Henifin, meanwhile, was unsure where the $20 million figure originated. “There wasn’t a firm $20 million. Not sure where that number came from,” he said. “I think it came from my staff, so I’m not saying it hasn’t floated around.”

He says Jackson is expected to receive about $960,000 in LIHWAP money from funds already awarded to the state. However, that amount is far less than the $20 million previously announced.

As for the customers who have already had their debt forgiven, Henifin says they don’t have to worry. “So, the $13 million is just writing off money, not cash coming into the city,” he explained. “It helps people see a balance reduction on their bill... The LIHWAP money does the same thing but actually brings cash with it to the water fund.”

Jackson ITPM Ted Henifin says the city never received $20 million debt forgiveness grant.
Jackson ITPM Ted Henifin says the city never received $20 million debt forgiveness grant.(WLBT)

So what led to the miscommunication?

It occurred at a meeting with federal officials on February 22.

Henifin says he was told the city would be eligible for the grant if the state expended 25 percent of its LIHWAP allocation before March 1.
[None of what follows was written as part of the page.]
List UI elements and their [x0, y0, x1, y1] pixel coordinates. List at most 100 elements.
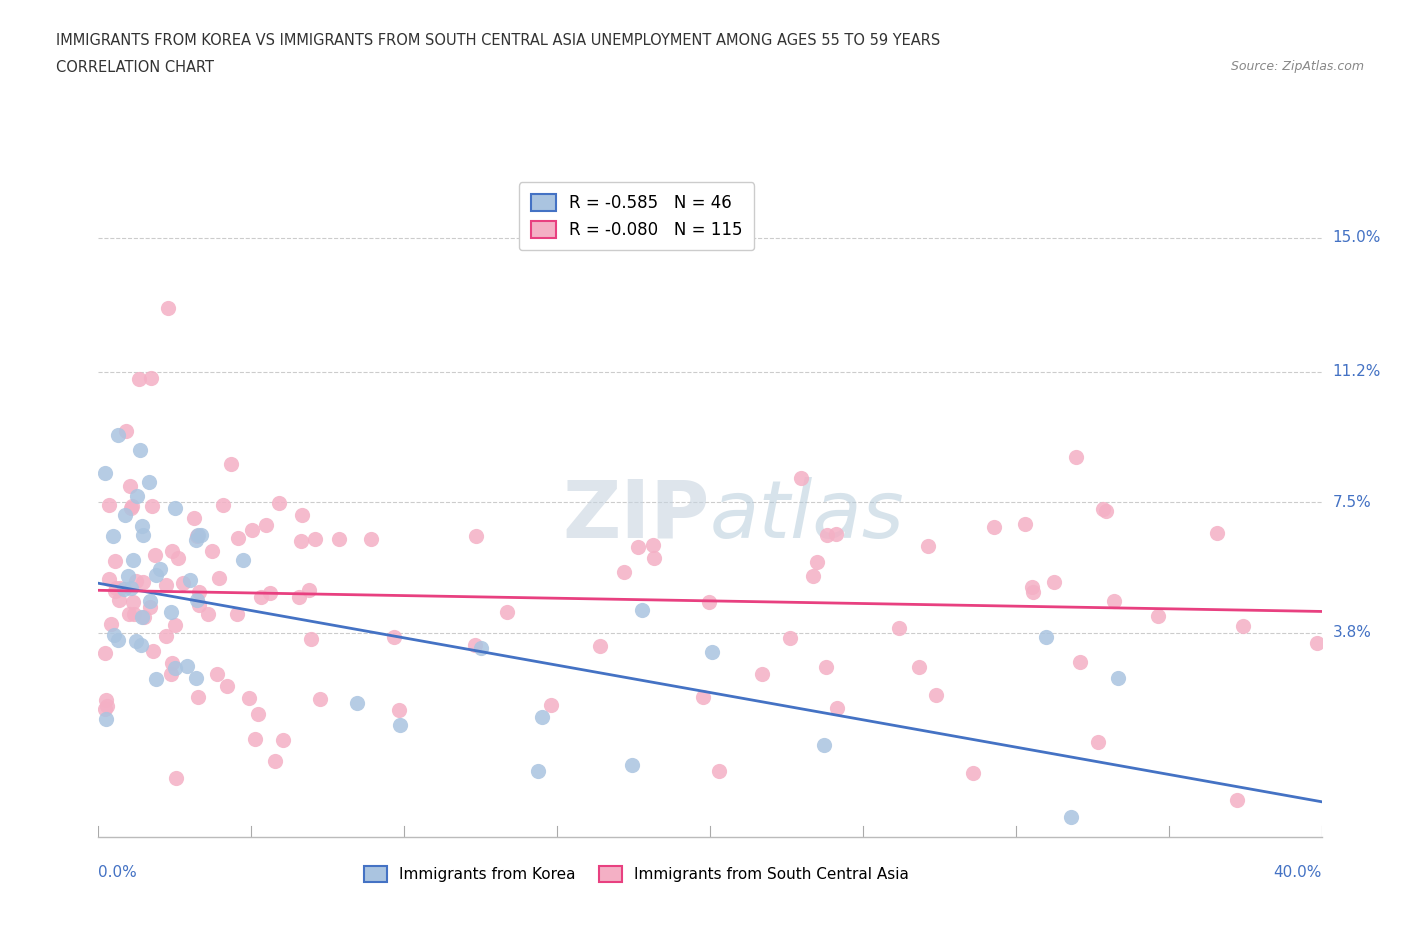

At the time, Mississippi had already spent 23 percent of its LIHWAP dollars and Henifin believed it would be easy to spend the other two percent.

“We didn’t think hitting 25 percent would be difficult at all,” he said. “We were confident the state was in play for more money.”
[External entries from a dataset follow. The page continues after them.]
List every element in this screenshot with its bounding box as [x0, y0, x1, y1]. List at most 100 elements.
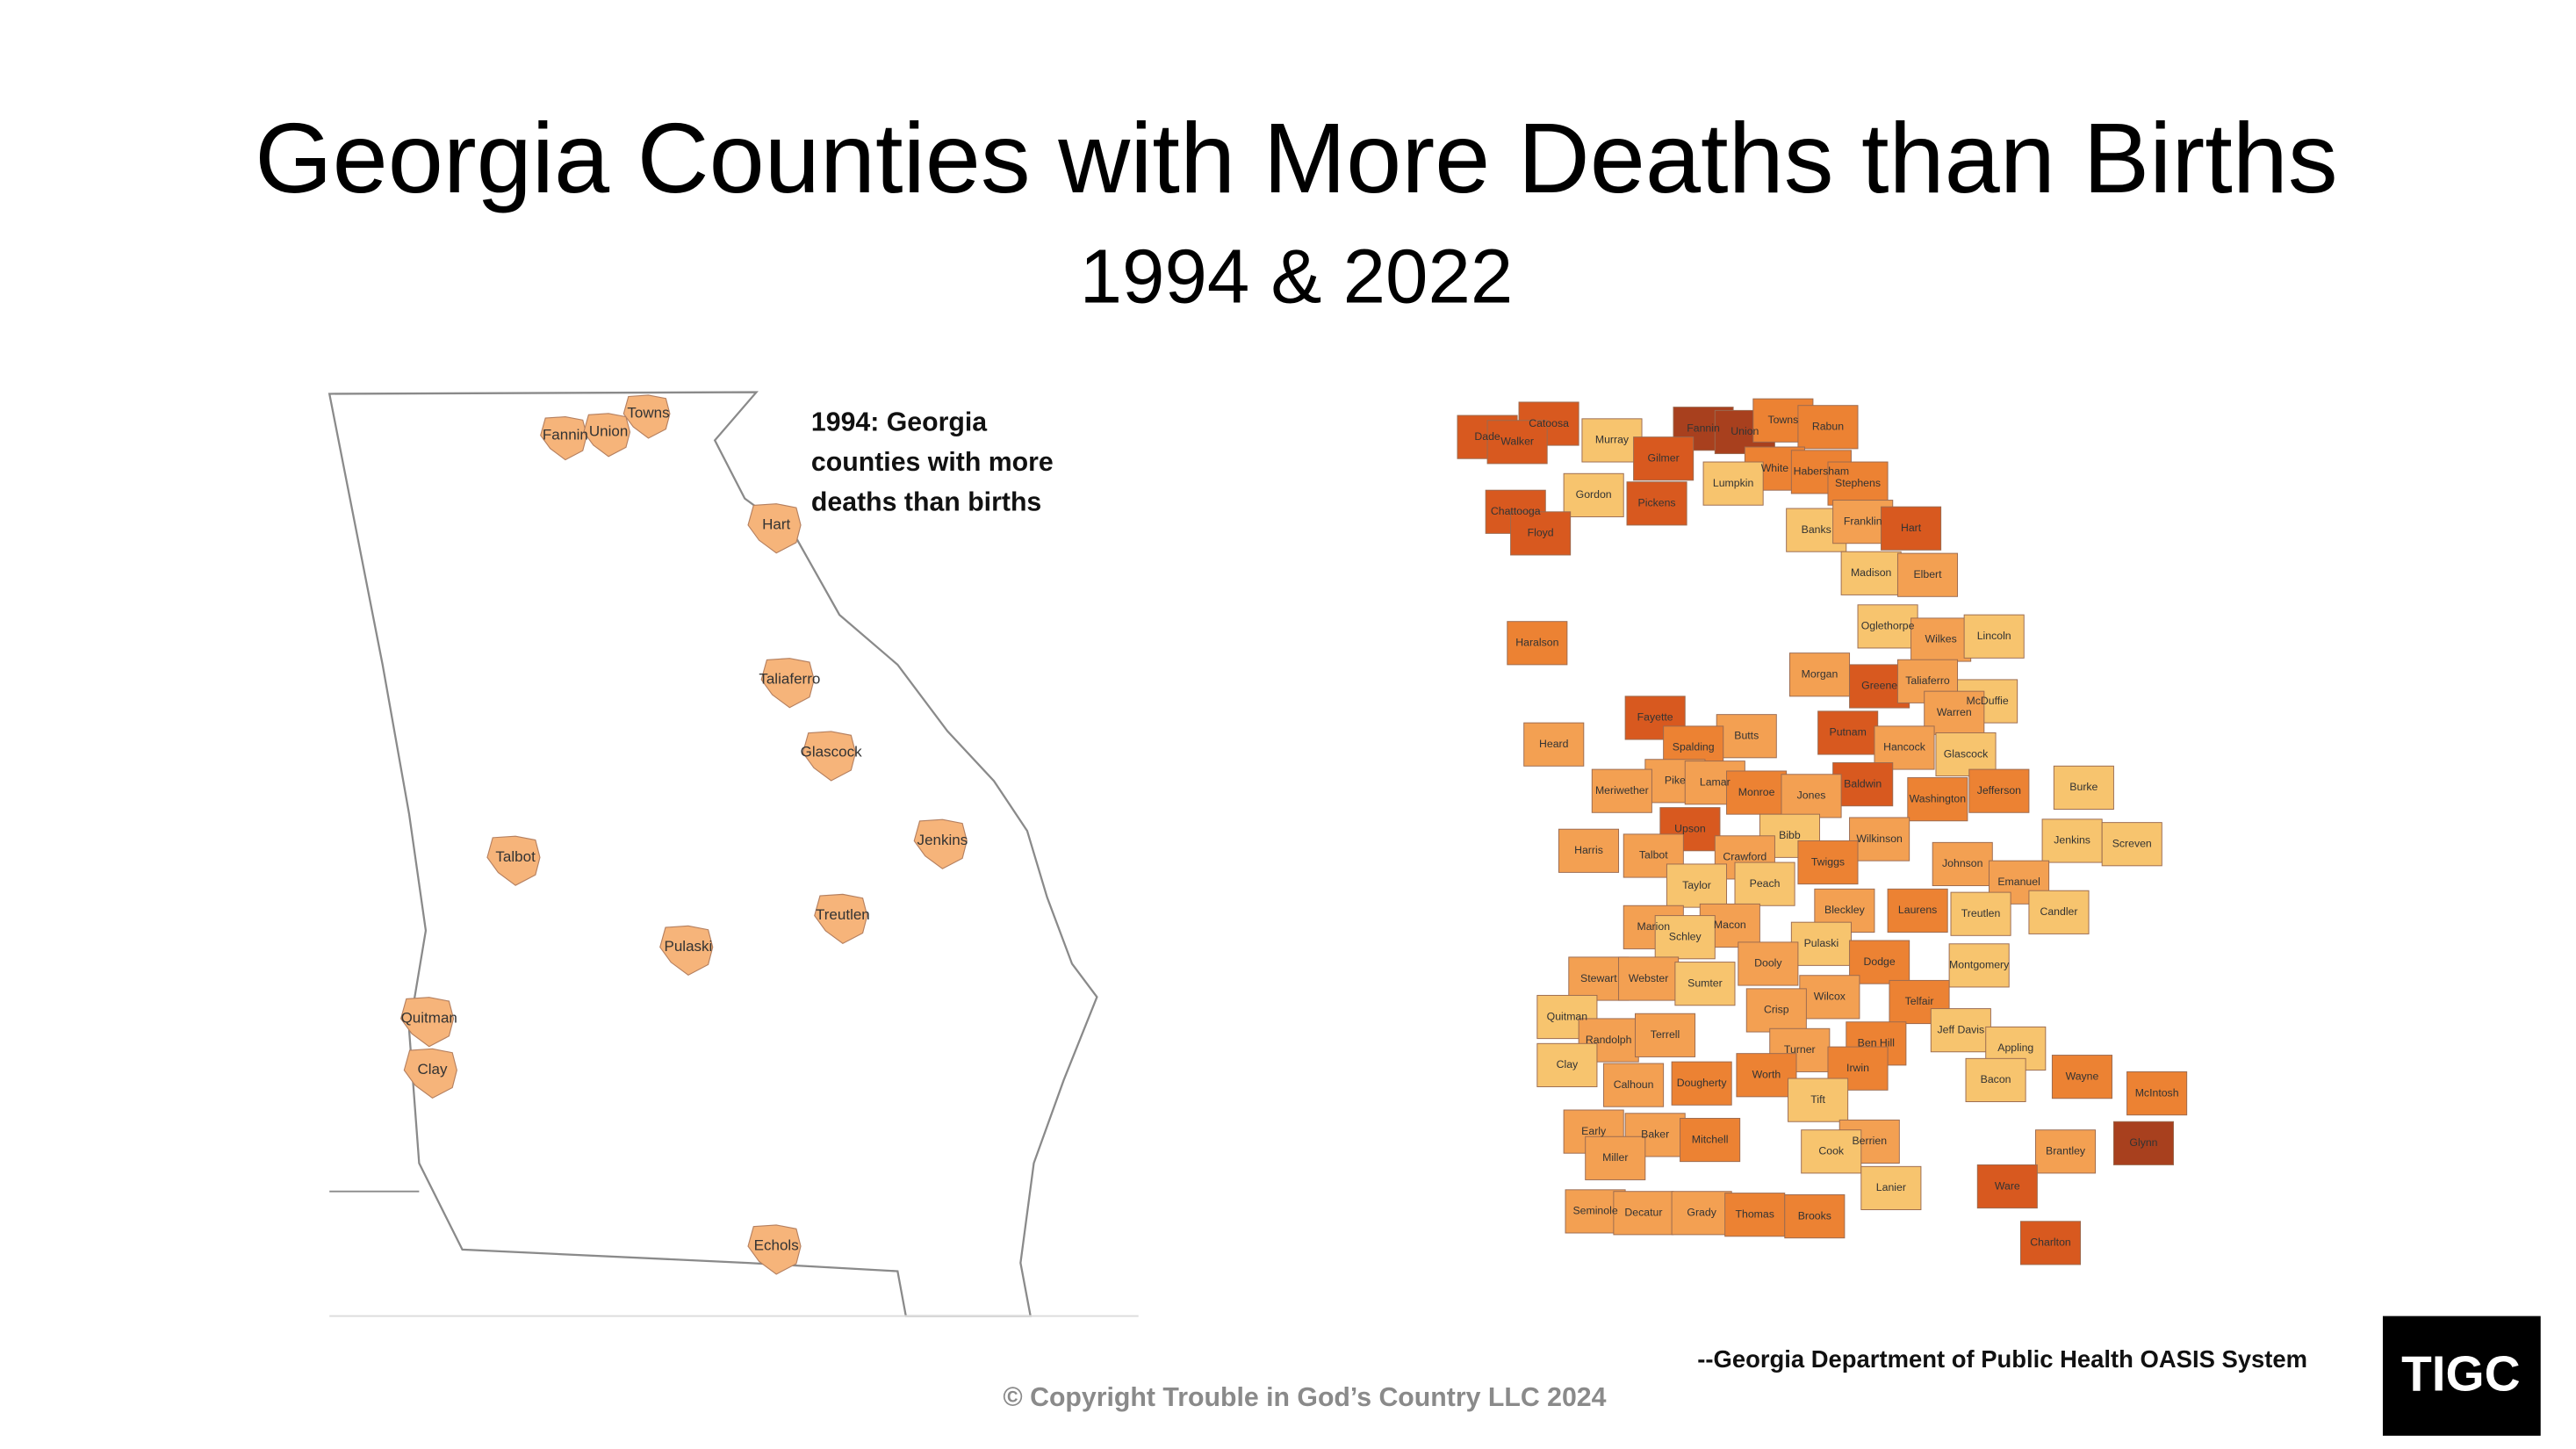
county [622, 394, 671, 439]
county [1726, 770, 1788, 815]
county-label: Clay [1557, 1058, 1579, 1071]
county [540, 415, 587, 461]
county-label: Wayne [2066, 1070, 2099, 1082]
county-label: Glascock [1944, 747, 1989, 760]
county-label: Laurens [1898, 904, 1937, 916]
county-label: Pulaski [1804, 937, 1839, 949]
county [1788, 652, 1851, 697]
county [2101, 822, 2162, 867]
county [1613, 1191, 1674, 1236]
county [747, 1224, 802, 1275]
county [1633, 436, 1695, 481]
county [486, 835, 541, 886]
county-label: Miller [1602, 1151, 1628, 1164]
county-label: Monroe [1738, 786, 1775, 798]
county [1968, 768, 2030, 813]
county [1930, 1008, 1991, 1053]
county-label: Taylor [1682, 879, 1711, 891]
county-label: Early [1581, 1125, 1607, 1137]
county-label: Stephens [1835, 477, 1881, 489]
county-label: Washington [1910, 792, 1967, 804]
county [913, 818, 968, 869]
county [1797, 840, 1859, 885]
county-label: Murray [1595, 434, 1630, 446]
county [1634, 1013, 1696, 1057]
county-label: Bibb [1779, 829, 1801, 841]
county [1896, 552, 1959, 597]
county-label: Dodge [1864, 955, 1896, 968]
county [1680, 1117, 1741, 1163]
county [1781, 774, 1842, 818]
county [2051, 1055, 2113, 1099]
county [760, 658, 815, 709]
county-label: Talbot [495, 848, 536, 865]
county-label: Grady [1687, 1207, 1716, 1219]
county [2041, 818, 2103, 863]
county-label: Towns [1767, 414, 1798, 426]
county [1558, 828, 1620, 873]
county-label: Berrien [1852, 1135, 1887, 1147]
county-label: Ware [1995, 1179, 2020, 1192]
county-label: Hancock [1883, 741, 1926, 753]
county-label: Baldwin [1844, 777, 1882, 789]
county [1976, 1164, 2038, 1209]
caption: 1994: Georgia [811, 408, 988, 437]
county [1486, 420, 1548, 465]
county-label: McDuffie [1966, 695, 2008, 707]
county-label: Turner [1784, 1043, 1816, 1056]
county-label: Wilkinson [1856, 833, 1903, 845]
county-label: Screven [2112, 837, 2152, 849]
county-label: Butts [1734, 729, 1759, 741]
county-label: Stewart [1580, 972, 1617, 984]
county [1563, 472, 1624, 517]
county-label: Fannin [543, 426, 588, 443]
county [2035, 1129, 2097, 1174]
county-label: Gordon [1576, 488, 1612, 501]
county-label: Upson [1674, 822, 1706, 834]
county-label: Glascock [801, 744, 862, 761]
county-label: Webster [1629, 972, 1669, 984]
county-label: White [1761, 462, 1789, 474]
map-2022: Catoosa Dade Walker Murray Fannin Union Towns R… [1457, 398, 2188, 1265]
county-label: Jeff Davis [1937, 1023, 1984, 1035]
county [1797, 405, 1859, 450]
county-label: Putnam [1830, 726, 1867, 739]
county-label: Worth [1752, 1069, 1781, 1081]
county-label: Randolph [1586, 1034, 1632, 1046]
county [1887, 888, 1948, 933]
county [1907, 777, 1968, 822]
county-label: Marion [1637, 920, 1671, 933]
county-label: Montgomery [1949, 959, 2010, 971]
county-label: Lanier [1876, 1181, 1906, 1193]
county-label: Crawford [1723, 851, 1767, 863]
county [1948, 943, 2010, 988]
county [1523, 722, 1585, 767]
county-label: Greene [1861, 680, 1897, 692]
county [2053, 765, 2114, 810]
county [1963, 614, 2025, 659]
county-label: Floyd [1528, 527, 1554, 539]
county-label: Jenkins [2054, 834, 2090, 847]
county-label: Franklin [1844, 515, 1882, 527]
county [1585, 1135, 1646, 1180]
county-label: Sumter [1687, 977, 1723, 989]
county-label: Glynn [2129, 1136, 2157, 1149]
county [1626, 481, 1687, 526]
county-label: Dougherty [1677, 1077, 1728, 1089]
county-label: Brantley [2046, 1145, 2086, 1157]
county-label: Crisp [1764, 1004, 1789, 1016]
county-label: Ben Hill [1858, 1037, 1895, 1049]
county-label: Morgan [1802, 667, 1838, 680]
county-label: Lumpkin [1713, 477, 1754, 489]
county-label: Schley [1669, 930, 1702, 942]
county [2028, 890, 2090, 934]
county [1849, 817, 1910, 861]
county [1745, 988, 1807, 1033]
county-label: Jefferson [1977, 784, 2021, 797]
county-label: Baker [1641, 1128, 1669, 1141]
county-label: Brooks [1798, 1209, 1831, 1222]
county-label: Burke [2069, 781, 2097, 793]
However, those hopes would be dashed days later, when Henifin received an email from HHS saying the state had to spend 75 percent of its LIHWAP dollars before additional funds could be made available. And the deadline to reach the 75 percent threshold had passed.
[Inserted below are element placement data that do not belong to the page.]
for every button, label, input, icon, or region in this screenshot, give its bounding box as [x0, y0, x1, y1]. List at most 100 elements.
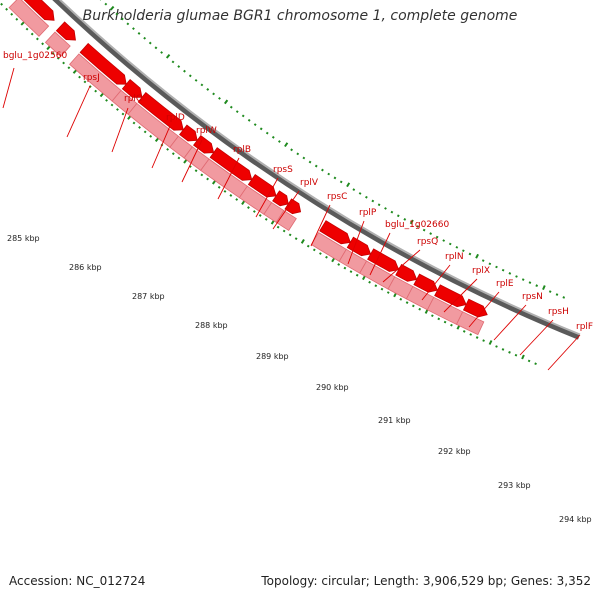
scale-label: 285 kbp [7, 234, 40, 243]
outer-minor-tick [194, 169, 198, 173]
gene-label: rplX [472, 266, 490, 276]
backbone-outer-line [52, 0, 580, 340]
gene-label-leader [66, 85, 91, 138]
outer-minor-tick [294, 237, 298, 241]
outer-minor-tick [252, 210, 256, 213]
scale-major-tick [109, 5, 115, 11]
outer-minor-tick [200, 173, 204, 177]
outer-minor-tick [235, 198, 239, 201]
outer-minor-tick [105, 98, 108, 102]
scale-minor-tick [132, 27, 135, 31]
outer-minor-tick [223, 190, 227, 193]
gene-label: rpsS [273, 165, 293, 175]
outer-minor-tick [62, 61, 66, 65]
scale-minor-tick [277, 140, 281, 143]
gene-bar-track [8, 0, 485, 336]
outer-minor-tick [35, 37, 39, 41]
outer-minor-tick [501, 348, 505, 351]
gene-label: rpsN [522, 292, 543, 302]
scale-minor-tick [358, 192, 362, 195]
gene-arrow [284, 198, 302, 215]
outer-minor-tick [247, 206, 250, 209]
scale-minor-tick [422, 228, 426, 232]
scale-minor-tick [302, 156, 306, 160]
accession-text: Accession: NC_012724 [9, 574, 146, 588]
outer-minor-tick [25, 27, 29, 31]
outer-minor-tick [149, 134, 153, 138]
scale-minor-tick [126, 22, 130, 26]
gene-arrow [272, 190, 289, 207]
scale-label: 294 kbp [559, 515, 592, 524]
outer-minor-tick [56, 56, 60, 60]
scale-minor-tick [455, 246, 459, 249]
gene-label-leader [347, 220, 365, 265]
scale-minor-tick [416, 225, 420, 228]
outer-minor-tick [386, 291, 390, 294]
scale-major-tick [346, 182, 351, 188]
gene-label: rplB [233, 145, 251, 155]
gene-label: rplV [300, 178, 319, 188]
gene-arrow-track [23, 0, 488, 318]
scale-minor-tick [314, 164, 318, 168]
outer-minor-tick [475, 336, 479, 339]
scale-minor-tick [218, 96, 221, 100]
topology-text: Topology: circular; Length: 3,906,529 bp… [261, 574, 591, 588]
outer-minor-tick [399, 297, 403, 301]
scale-minor-tick [104, 2, 108, 6]
gene-label: rplE [496, 279, 514, 289]
outer-minor-tick [343, 266, 347, 270]
scale-minor-tick [488, 262, 492, 266]
scale-major-tick [542, 285, 546, 291]
gene-label-leader [369, 232, 391, 276]
gene-arrow [79, 42, 127, 85]
scale-minor-tick [521, 278, 525, 281]
scale-minor-tick [296, 152, 300, 156]
gene-label: rplW [196, 126, 217, 136]
gene-label-leader [181, 139, 203, 183]
outer-minor-tick [534, 362, 537, 366]
outer-minor-tick [495, 345, 498, 348]
scale-minor-tick [501, 268, 505, 272]
outer-minor-tick [443, 320, 447, 324]
gene-label-leader [272, 190, 300, 230]
gene-arrow [23, 0, 55, 21]
outer-minor-tick [94, 89, 98, 93]
gene-bar [455, 311, 485, 336]
outer-minor-tick [264, 217, 268, 221]
outer-minor-tick [325, 255, 328, 259]
outer-minor-tick [337, 263, 341, 266]
scale-minor-tick [200, 83, 204, 87]
outer-minor-tick [514, 353, 518, 357]
scale-minor-tick [212, 92, 215, 96]
gene-label: rpsQ [417, 237, 438, 247]
outer-minor-tick [312, 248, 316, 252]
scale-minor-tick [188, 74, 192, 78]
outer-minor-tick [110, 103, 114, 107]
gene-label: rplD [166, 113, 185, 123]
scale-label: 286 kbp [69, 263, 102, 272]
outer-major-tick [488, 340, 493, 345]
scale-label: 290 kbp [316, 383, 349, 392]
scale-minor-tick [308, 160, 312, 164]
outer-minor-tick [368, 280, 371, 284]
outer-minor-tick [15, 17, 19, 21]
gene-label-leader [382, 249, 421, 283]
outer-minor-tick [171, 152, 175, 156]
outer-minor-tick [482, 339, 485, 342]
gene-arrow [121, 79, 143, 98]
gene-label-leader [217, 157, 240, 200]
outer-minor-tick [138, 126, 141, 129]
scale-minor-tick [448, 242, 452, 246]
gene-label-leader [519, 319, 554, 356]
gene-label: bglu_1g02660 [385, 220, 449, 230]
outer-minor-tick [431, 314, 434, 318]
gene-label-leader [111, 107, 129, 153]
gene-label-leader [2, 67, 15, 109]
scale-minor-tick [271, 135, 275, 139]
outer-minor-tick [78, 75, 81, 79]
scale-minor-tick [241, 114, 245, 118]
scale-minor-tick [377, 203, 381, 207]
gene-arrow [434, 284, 467, 308]
outer-minor-tick [374, 284, 378, 288]
scale-minor-tick [253, 123, 257, 127]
“At that point, we had already had the kick-off, the press conference had happened... That’s really what’s making this whole thing ugly at this point.”

Henifin says he never corrected initial reports because he believed - per his conversations with Health and Human Services - the city would be receiving not only the $20 million, but more money on top of that.

“I thought we’d have a really good story to tell when we get $25 million,” he said. “So, I was sleeping fine at that point until I got the HHS emails.”

An email from a DHHS official says she "misspoke" in saying more LIHWAP funding would be...
An email from a DHHS official says she "misspoke" in saying more LIHWAP funding would be available for Jackson.(WLBT)

The news is yet another blow for a city that has seen its uncollectible debt skyrocket in recent years. Between 2017 and 2021, the latest audit available, the amount of uncollectible water and sewer debt has doubled from $42.3 million to $94 million.

Uncollectible customer debtWater/SewerSanitation
2021$94 million

Meanwhile, it’s unclear whether JXN Water can legally write off that debt.

State statute prohibits publicly owned utilities from providing free services, like water and sewer.

The Mississippi Constitution also prohibits gratuities “in favor of any person” unless it is approved by two-thirds of each branch of the legislature.

Henifin says the Constitution, as well as a state statute, is open to interpretation and does not necessarily refer to uncollectible water/sewer debt.

“We’re looking at this sort of as an acquisition, a business acquisition, where you inherit debt from your predecessor,” he said. “I had nothing to do with billing, and now I’m being told to collect this old debt. So, what we’re doing is, if the customer has disputed it and we can’t resolve that dispute with known data, then it’s eligible to be written off.”

City officials declined our request for comment.